Earlier on Friday, the Internet Corporation for Assigned Names and Numbers issued a statement insisting that VeriSign halt its SiteFinder service and restore the ".com" and ".net" Web domains to the way they were before Sept. 15, when VeriSign began the service.

ICANN gave VeriSign until 6 p.m. PDT to comply with the request or face sanctions for violating its contract with ICANN.

"We will accede to the request while we explore all of our options," VeriSign spokesman Tom Galvin told Reuters.

VeriSign has defended its move, saying it was providing a convenience to Internet users who previously received an error message.

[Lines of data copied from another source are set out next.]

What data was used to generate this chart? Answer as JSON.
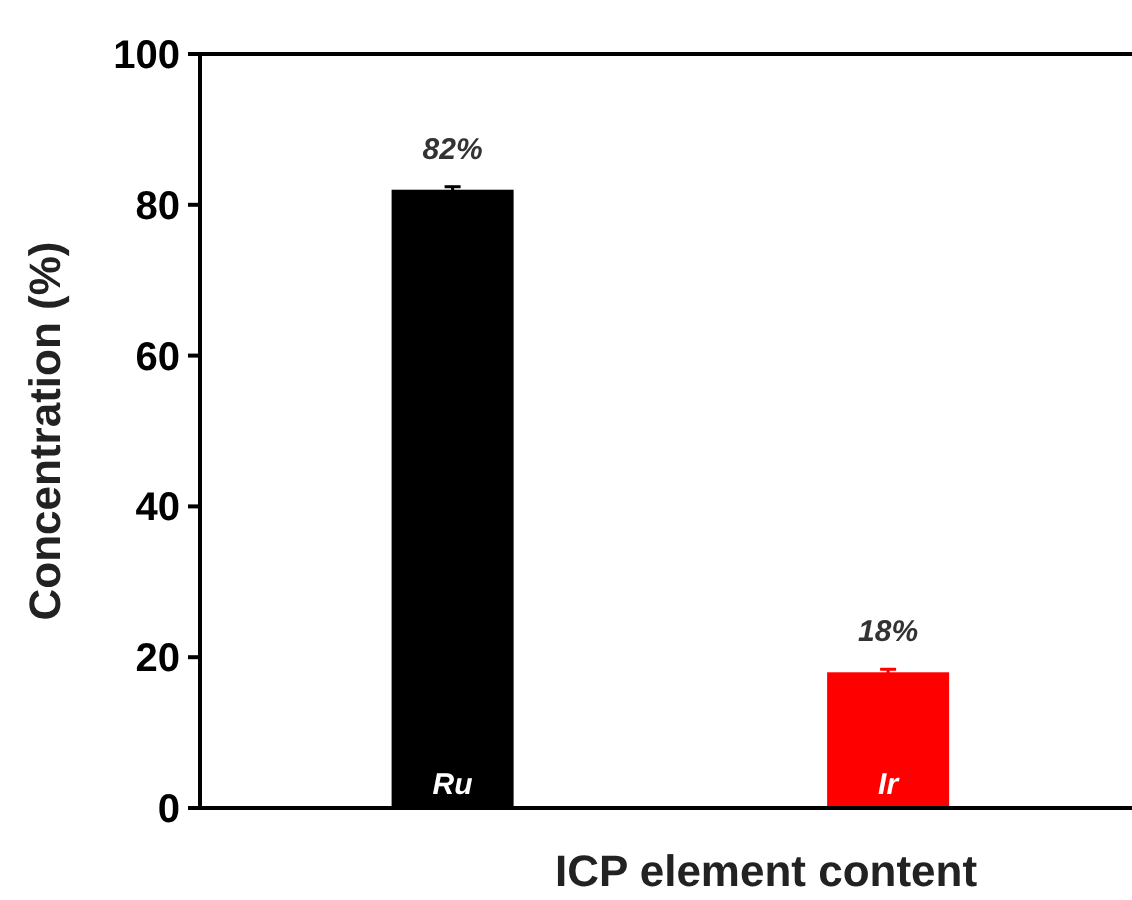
{
  "chart_data": {
    "type": "bar",
    "xlabel": "ICP element content",
    "ylabel": "Concentration (%)",
    "categories": [
      "Ru",
      "Ir"
    ],
    "values": [
      82,
      18
    ],
    "colors": [
      "#000000",
      "#ff0000"
    ],
    "errors": [
      0.4,
      0.4
    ],
    "value_labels": [
      "82%",
      "18%"
    ],
    "ylim": [
      0,
      100
    ],
    "yticks": [
      0,
      20,
      40,
      60,
      80,
      100
    ],
    "grid": false
  }
}
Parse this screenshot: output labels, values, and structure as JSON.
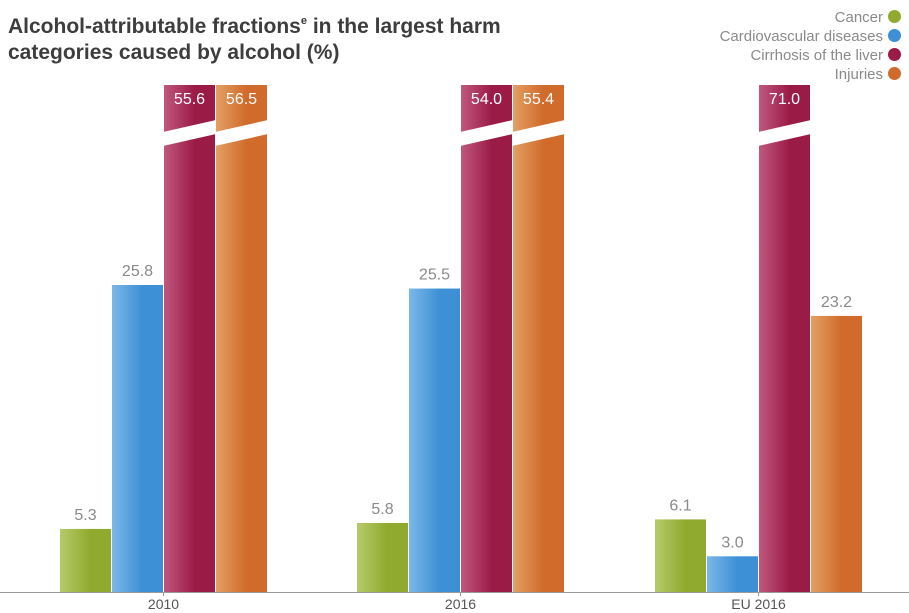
{
  "chart_data": {
    "type": "bar",
    "title_main": "Alcohol-attributable fractions",
    "title_sup": "e",
    "title_rest": " in the largest harm categories caused by alcohol (%)",
    "categories": [
      "2010",
      "2016",
      "EU 2016"
    ],
    "ylim": [
      0,
      30
    ],
    "axis_break": true,
    "grid": false,
    "legend_position": "top-right",
    "series": [
      {
        "name": "Cancer",
        "color": "#8faa2e",
        "color_light": "#b7ca6b",
        "values": [
          5.3,
          5.8,
          6.1
        ]
      },
      {
        "name": "Cardiovascular diseases",
        "color": "#3d8fd6",
        "color_light": "#7bb8e8",
        "values": [
          25.8,
          25.5,
          3.0
        ]
      },
      {
        "name": "Cirrhosis of the liver",
        "color": "#9b1b47",
        "color_light": "#c0587e",
        "values": [
          55.6,
          54.0,
          71.0
        ]
      },
      {
        "name": "Injuries",
        "color": "#d06b2c",
        "color_light": "#e3a063",
        "values": [
          56.5,
          55.4,
          23.2
        ]
      }
    ]
  }
}
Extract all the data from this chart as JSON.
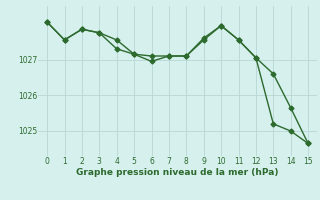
{
  "line1_x": [
    0,
    1,
    2,
    3,
    4,
    5,
    6,
    7,
    8,
    9,
    10,
    11,
    12,
    13,
    14,
    15
  ],
  "line1_y": [
    1028.05,
    1027.55,
    1027.85,
    1027.75,
    1027.55,
    1027.15,
    1026.95,
    1027.1,
    1027.1,
    1027.6,
    1027.95,
    1027.55,
    1027.05,
    1026.6,
    1025.65,
    1024.65
  ],
  "line2_x": [
    0,
    1,
    2,
    3,
    4,
    5,
    6,
    7,
    8,
    9,
    10,
    11,
    12,
    13,
    14,
    15
  ],
  "line2_y": [
    1028.05,
    1027.55,
    1027.85,
    1027.75,
    1027.3,
    1027.15,
    1027.1,
    1027.1,
    1027.1,
    1027.55,
    1027.95,
    1027.55,
    1027.05,
    1025.2,
    1025.0,
    1024.65
  ],
  "line_color": "#2d6a2d",
  "marker": "D",
  "markersize": 2.5,
  "xlabel": "Graphe pression niveau de la mer (hPa)",
  "xlabel_fontsize": 6.5,
  "xticks": [
    0,
    1,
    2,
    3,
    4,
    5,
    6,
    7,
    8,
    9,
    10,
    11,
    12,
    13,
    14,
    15
  ],
  "yticks": [
    1025,
    1026,
    1027
  ],
  "ylim": [
    1024.3,
    1028.5
  ],
  "xlim": [
    -0.5,
    15.5
  ],
  "bg_color": "#d6f0ee",
  "grid_color": "#b8d8d4",
  "tick_fontsize": 5.5,
  "linewidth": 1.0
}
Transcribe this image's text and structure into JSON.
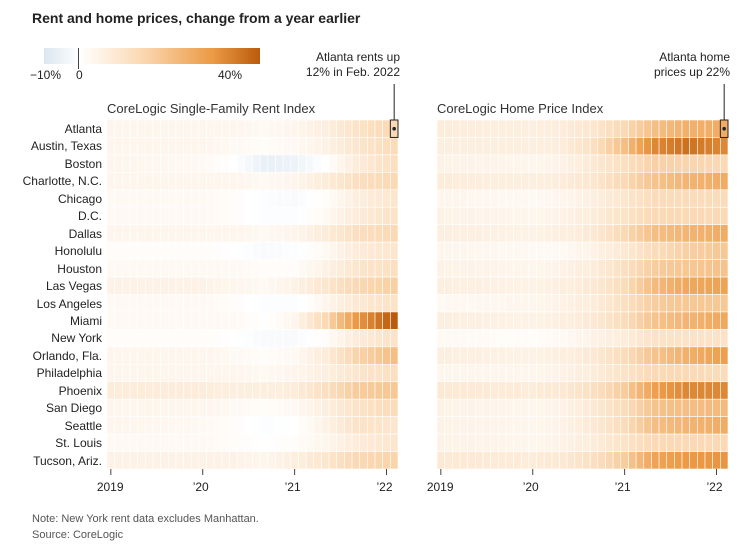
{
  "title": "Rent and home prices, change from a year earlier",
  "legend": {
    "min_label": "−10%",
    "zero_label": "0",
    "max_label": "40%",
    "colors": [
      "#dbe6f0",
      "#ffffff",
      "#fbd9b4",
      "#ec9a45",
      "#b95b0c"
    ]
  },
  "notes": {
    "note": "Note: New York rent data excludes Manhattan.",
    "source": "Source: CoreLogic"
  },
  "chart_data": [
    {
      "type": "heatmap",
      "title": "CoreLogic Single-Family Rent Index",
      "annotation": [
        "Atlanta rents up",
        "12% in Feb. 2022"
      ],
      "x_tick_labels": [
        "2019",
        "’20",
        "’21",
        "’22"
      ],
      "rows": [
        "Atlanta",
        "Austin, Texas",
        "Boston",
        "Charlotte, N.C.",
        "Chicago",
        "D.C.",
        "Dallas",
        "Honolulu",
        "Houston",
        "Las Vegas",
        "Los Angeles",
        "Miami",
        "New York",
        "Orlando, Fla.",
        "Philadelphia",
        "Phoenix",
        "San Diego",
        "Seattle",
        "St. Louis",
        "Tucson, Ariz."
      ],
      "period": "Jan 2019 - Feb 2022, monthly",
      "color_range": [
        -10,
        40
      ],
      "keyframes_months": [
        0,
        12,
        16,
        20,
        24,
        28,
        32,
        37
      ],
      "values_by_row": [
        [
          3,
          3,
          3,
          2,
          3,
          5,
          9,
          12
        ],
        [
          3,
          3,
          2,
          1,
          2,
          4,
          8,
          11
        ],
        [
          3,
          2,
          0,
          -6,
          -5,
          0,
          6,
          10
        ],
        [
          3,
          3,
          3,
          2,
          3,
          6,
          10,
          12
        ],
        [
          2,
          2,
          1,
          -1,
          -2,
          1,
          5,
          8
        ],
        [
          2,
          2,
          1,
          -1,
          -1,
          2,
          6,
          9
        ],
        [
          3,
          3,
          3,
          2,
          3,
          6,
          10,
          12
        ],
        [
          1,
          1,
          0,
          -2,
          -1,
          2,
          6,
          8
        ],
        [
          2,
          2,
          2,
          1,
          1,
          4,
          8,
          10
        ],
        [
          4,
          4,
          3,
          2,
          4,
          8,
          12,
          14
        ],
        [
          2,
          2,
          1,
          -1,
          -1,
          3,
          7,
          9
        ],
        [
          2,
          2,
          2,
          0,
          3,
          12,
          26,
          40
        ],
        [
          1,
          1,
          0,
          -2,
          -2,
          1,
          6,
          9
        ],
        [
          3,
          3,
          2,
          1,
          2,
          6,
          13,
          18
        ],
        [
          3,
          3,
          3,
          2,
          3,
          5,
          8,
          10
        ],
        [
          6,
          6,
          5,
          5,
          6,
          10,
          15,
          16
        ],
        [
          3,
          3,
          2,
          1,
          2,
          5,
          9,
          11
        ],
        [
          3,
          2,
          1,
          -1,
          0,
          4,
          9,
          8
        ],
        [
          2,
          2,
          1,
          0,
          1,
          3,
          6,
          8
        ],
        [
          4,
          4,
          4,
          3,
          5,
          8,
          12,
          13
        ]
      ]
    },
    {
      "type": "heatmap",
      "title": "CoreLogic Home Price Index",
      "annotation": [
        "Atlanta home",
        "prices up 22%"
      ],
      "x_tick_labels": [
        "2019",
        "’20",
        "’21",
        "’22"
      ],
      "rows": [
        "Atlanta",
        "Austin, Texas",
        "Boston",
        "Charlotte, N.C.",
        "Chicago",
        "D.C.",
        "Dallas",
        "Honolulu",
        "Houston",
        "Las Vegas",
        "Los Angeles",
        "Miami",
        "New York",
        "Orlando, Fla.",
        "Philadelphia",
        "Phoenix",
        "San Diego",
        "Seattle",
        "St. Louis",
        "Tucson, Ariz."
      ],
      "period": "Jan 2019 - Feb 2022, monthly",
      "color_range": [
        -10,
        40
      ],
      "keyframes_months": [
        0,
        12,
        16,
        20,
        24,
        28,
        32,
        37
      ],
      "values_by_row": [
        [
          6,
          5,
          6,
          8,
          12,
          18,
          21,
          22
        ],
        [
          5,
          5,
          6,
          10,
          18,
          30,
          35,
          30
        ],
        [
          4,
          3,
          4,
          7,
          10,
          14,
          13,
          12
        ],
        [
          6,
          5,
          6,
          8,
          12,
          17,
          20,
          22
        ],
        [
          3,
          2,
          3,
          5,
          8,
          11,
          11,
          11
        ],
        [
          4,
          3,
          4,
          6,
          9,
          12,
          12,
          12
        ],
        [
          5,
          4,
          5,
          7,
          12,
          18,
          20,
          22
        ],
        [
          3,
          2,
          2,
          4,
          7,
          11,
          14,
          16
        ],
        [
          4,
          3,
          4,
          6,
          10,
          15,
          16,
          17
        ],
        [
          5,
          4,
          5,
          7,
          11,
          19,
          23,
          24
        ],
        [
          2,
          3,
          4,
          6,
          10,
          15,
          16,
          16
        ],
        [
          5,
          4,
          5,
          7,
          11,
          17,
          20,
          23
        ],
        [
          2,
          1,
          2,
          4,
          6,
          9,
          9,
          9
        ],
        [
          5,
          4,
          5,
          7,
          11,
          17,
          21,
          25
        ],
        [
          3,
          3,
          4,
          6,
          9,
          12,
          12,
          11
        ],
        [
          7,
          6,
          7,
          10,
          15,
          25,
          30,
          30
        ],
        [
          4,
          3,
          4,
          7,
          11,
          17,
          18,
          19
        ],
        [
          4,
          3,
          4,
          7,
          11,
          18,
          20,
          22
        ],
        [
          4,
          3,
          4,
          6,
          9,
          12,
          12,
          12
        ],
        [
          7,
          6,
          7,
          10,
          15,
          24,
          26,
          27
        ]
      ]
    }
  ]
}
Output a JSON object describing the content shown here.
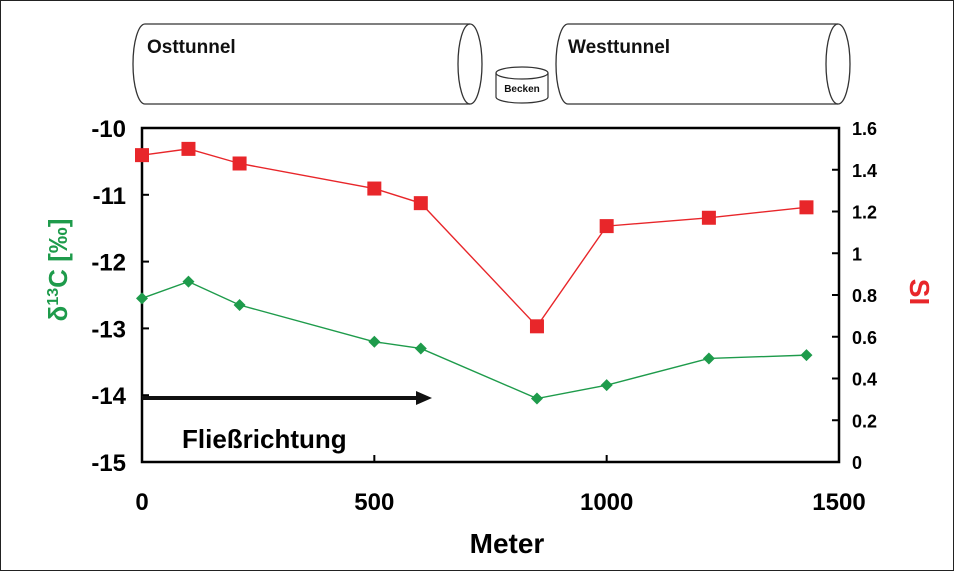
{
  "header": {
    "east_tunnel": "Osttunnel",
    "basin": "Becken",
    "west_tunnel": "Westtunnel"
  },
  "annotation": {
    "flow_direction": "Fließrichtung"
  },
  "chart_data": {
    "type": "line",
    "xlabel": "Meter",
    "xlim": [
      0,
      1500
    ],
    "x_ticks": [
      "0",
      "500",
      "1000",
      "1500"
    ],
    "y_left": {
      "label_main": "δ",
      "label_sup": "13",
      "label_tail": "C [‰]",
      "lim": [
        -15,
        -10
      ],
      "ticks": [
        "-10",
        "-11",
        "-12",
        "-13",
        "-14",
        "-15"
      ],
      "color": "#1e9b4b"
    },
    "y_right": {
      "label": "SI",
      "lim": [
        0,
        1.6
      ],
      "ticks": [
        "1.6",
        "1.4",
        "1.2",
        "1",
        "0.8",
        "0.6",
        "0.4",
        "0.2",
        "0"
      ],
      "color": "#e8262a"
    },
    "series": [
      {
        "axis": "left",
        "marker": "diamond",
        "color": "#1e9b4b",
        "x": [
          0,
          100,
          210,
          500,
          600,
          850,
          1000,
          1220,
          1430
        ],
        "values": [
          -12.55,
          -12.3,
          -12.65,
          -13.2,
          -13.3,
          -14.05,
          -13.85,
          -13.45,
          -13.4
        ]
      },
      {
        "axis": "right",
        "marker": "square",
        "color": "#e8262a",
        "x": [
          0,
          100,
          210,
          500,
          600,
          850,
          1000,
          1220,
          1430
        ],
        "values": [
          1.47,
          1.5,
          1.43,
          1.31,
          1.24,
          0.65,
          1.13,
          1.17,
          1.22
        ]
      }
    ]
  }
}
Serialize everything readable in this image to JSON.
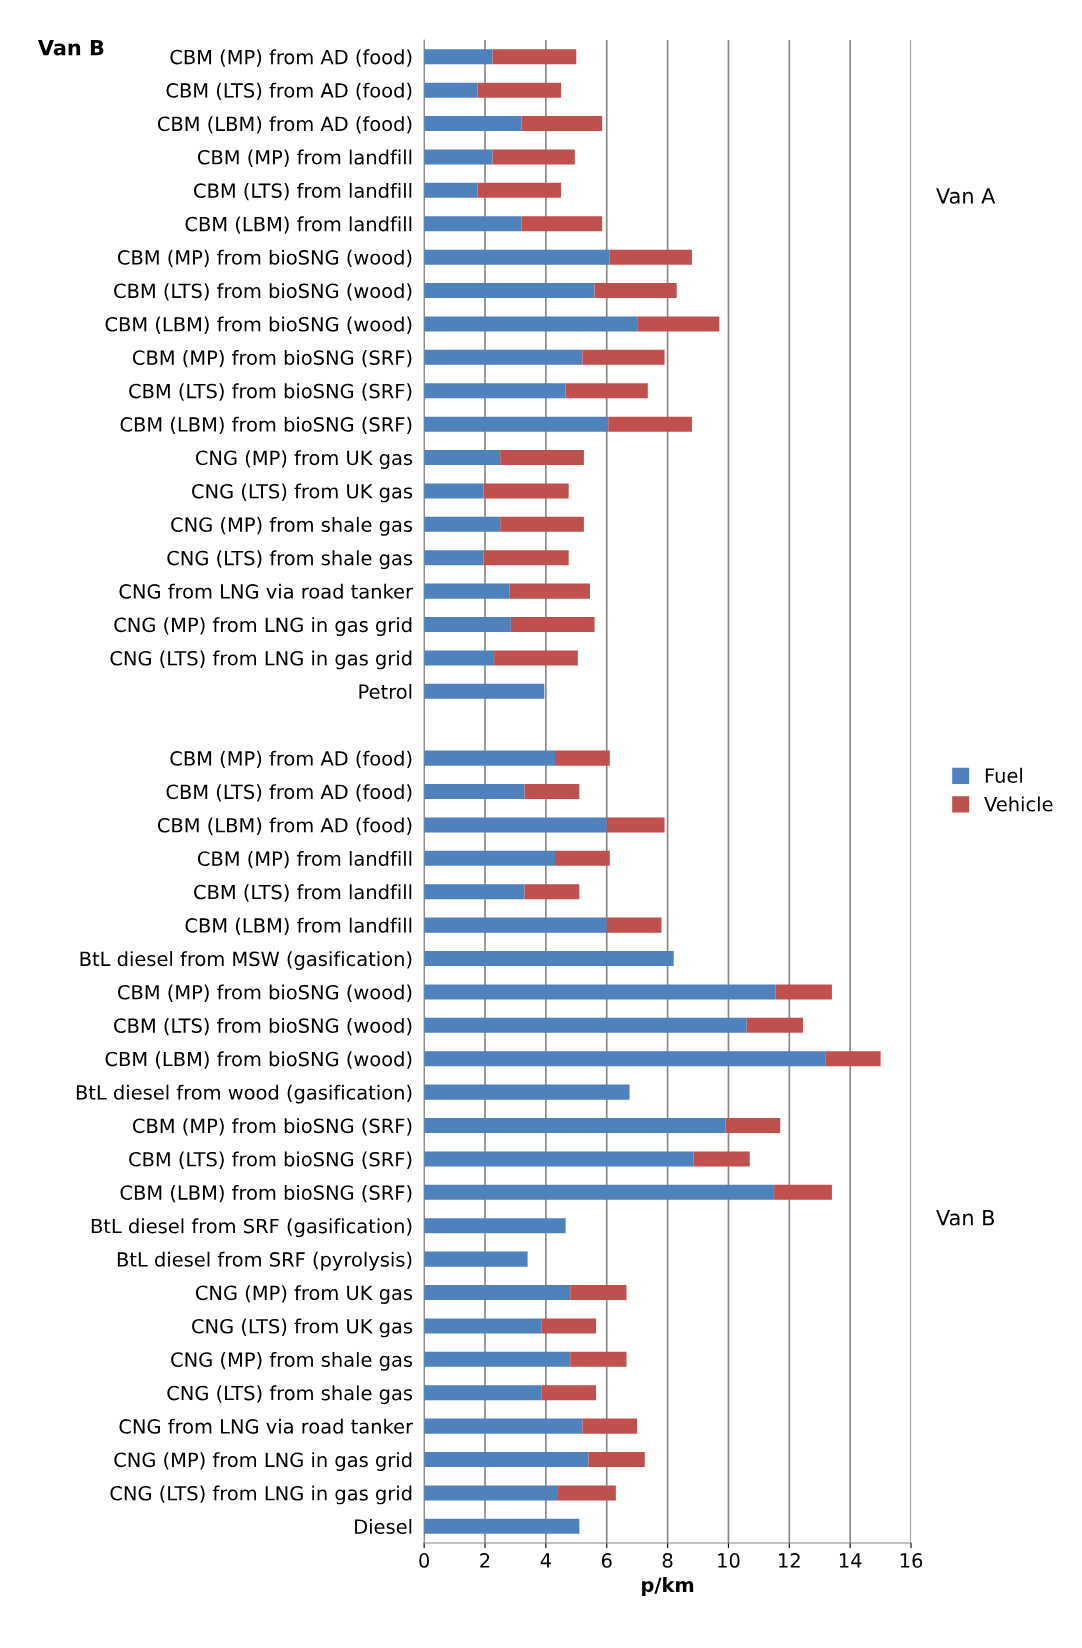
{
  "chart_data": {
    "type": "bar",
    "orientation": "horizontal",
    "stacked": true,
    "xlabel": "p/km",
    "categories": [
      "CBM (MP) from AD (food)",
      "CBM (LTS) from AD (food)",
      "CBM (LBM) from AD (food)",
      "CBM (MP) from landfill",
      "CBM (LTS) from landfill",
      "CBM (LBM) from landfill",
      "CBM (MP) from bioSNG (wood)",
      "CBM (LTS) from bioSNG (wood)",
      "CBM (LBM) from bioSNG (wood)",
      "CBM (MP) from bioSNG (SRF)",
      "CBM (LTS) from bioSNG (SRF)",
      "CBM (LBM) from bioSNG (SRF)",
      "CNG (MP) from UK gas",
      "CNG (LTS) from UK gas",
      "CNG (MP) from shale gas",
      "CNG (LTS) from shale gas",
      "CNG from LNG via road tanker",
      "CNG (MP) from LNG in gas grid",
      "CNG (LTS) from LNG in gas grid",
      "Petrol",
      null,
      "CBM (MP) from AD (food)",
      "CBM (LTS) from AD (food)",
      "CBM (LBM) from AD (food)",
      "CBM (MP) from landfill",
      "CBM (LTS) from landfill",
      "CBM (LBM) from landfill",
      "BtL diesel from MSW (gasification)",
      "CBM (MP) from bioSNG (wood)",
      "CBM (LTS) from bioSNG (wood)",
      "CBM (LBM) from bioSNG (wood)",
      "BtL diesel from wood (gasification)",
      "CBM (MP) from bioSNG (SRF)",
      "CBM (LTS) from bioSNG (SRF)",
      "CBM (LBM) from bioSNG (SRF)",
      "BtL diesel from SRF (gasification)",
      "BtL diesel from SRF (pyrolysis)",
      "CNG (MP) from UK gas",
      "CNG (LTS) from UK gas",
      "CNG (MP) from shale gas",
      "CNG (LTS) from shale gas",
      "CNG from LNG via road tanker",
      "CNG (MP) from LNG in gas grid",
      "CNG (LTS) from LNG in gas grid",
      "Diesel"
    ],
    "series": [
      {
        "name": "Fuel",
        "color": "#4f81bd",
        "values": [
          2.25,
          1.75,
          3.2,
          2.25,
          1.75,
          3.2,
          6.1,
          5.6,
          7.0,
          5.2,
          4.65,
          6.05,
          2.5,
          1.95,
          2.5,
          1.95,
          2.8,
          2.85,
          2.3,
          3.95,
          null,
          4.3,
          3.3,
          6.0,
          4.3,
          3.3,
          6.0,
          8.2,
          11.55,
          10.6,
          13.2,
          6.75,
          9.9,
          8.85,
          11.5,
          4.65,
          3.4,
          4.8,
          3.85,
          4.8,
          3.85,
          5.2,
          5.4,
          4.4,
          5.1
        ]
      },
      {
        "name": "Vehicle",
        "color": "#c0504d",
        "values": [
          2.75,
          2.75,
          2.65,
          2.7,
          2.75,
          2.65,
          2.7,
          2.7,
          2.7,
          2.7,
          2.7,
          2.75,
          2.75,
          2.8,
          2.75,
          2.8,
          2.65,
          2.75,
          2.75,
          null,
          null,
          1.8,
          1.8,
          1.9,
          1.8,
          1.8,
          1.8,
          null,
          1.85,
          1.85,
          1.8,
          null,
          1.8,
          1.85,
          1.9,
          null,
          null,
          1.85,
          1.8,
          1.85,
          1.8,
          1.8,
          1.85,
          1.9,
          null
        ]
      }
    ],
    "xlim": [
      0,
      16
    ],
    "xticks": [
      0,
      2,
      4,
      6,
      8,
      10,
      12,
      14,
      16
    ],
    "grid": "x",
    "legend": "right",
    "annotations": [
      "Van B",
      "Van A",
      "Van B"
    ]
  }
}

The SiteFinder service directs searches for Web addresses that have been mistyped or not registered to a page that includes pay-for-placement topic links.

But Internet users, network administrators and rivals have cried foul, claiming VeriSign overstepped its authority.

"There have been widespread expressions of concern about the impact of these changes on the security and stability of the Internet," ICANN said in its statement.

SiteFinder is rendering spam filters ineffective, adversely affecting other automated Web tools and services and creating a single point of failure "that is likely to be attractive to deliberate attacks" and raising serious privacy issues, according to ICANN.

VeriSign's activation of SiteFinder is "not consistent" with its contract to serve as the main database keeper of all addresses in the ".com" and ".net" domains, ICANN added.

With the service, VeriSign is violating the contract's code of conduct and equal access obligations and failing to act as a neutral registry service provider, among other things, ICANN said.

Galvin said ICANN was using "anecdotal and isolated issues to attempt to regulate non-registry services, but in the interests of further working with the technical community, we will temporarily suspend SiteFinder."

Thwarting efforts such as providing new services will hinder innovation on the Internet, he added.

At least three lawsuits by other Internet companies have been filed against VeriSign over the service.

ICANN previously asked VeriSign to suspend the service, but VeriSign instead said it would form an advisory panel.

VeriSign is not the first registry to test or implement a so-called "redirect" service. But its service impacts the majority of Web searches, as opposed to addresses ending in other domains, such as .biz.

VeriSign's SiteFinder service has been used more than 40 million times by Internet users in just over two weeks, Galvin said.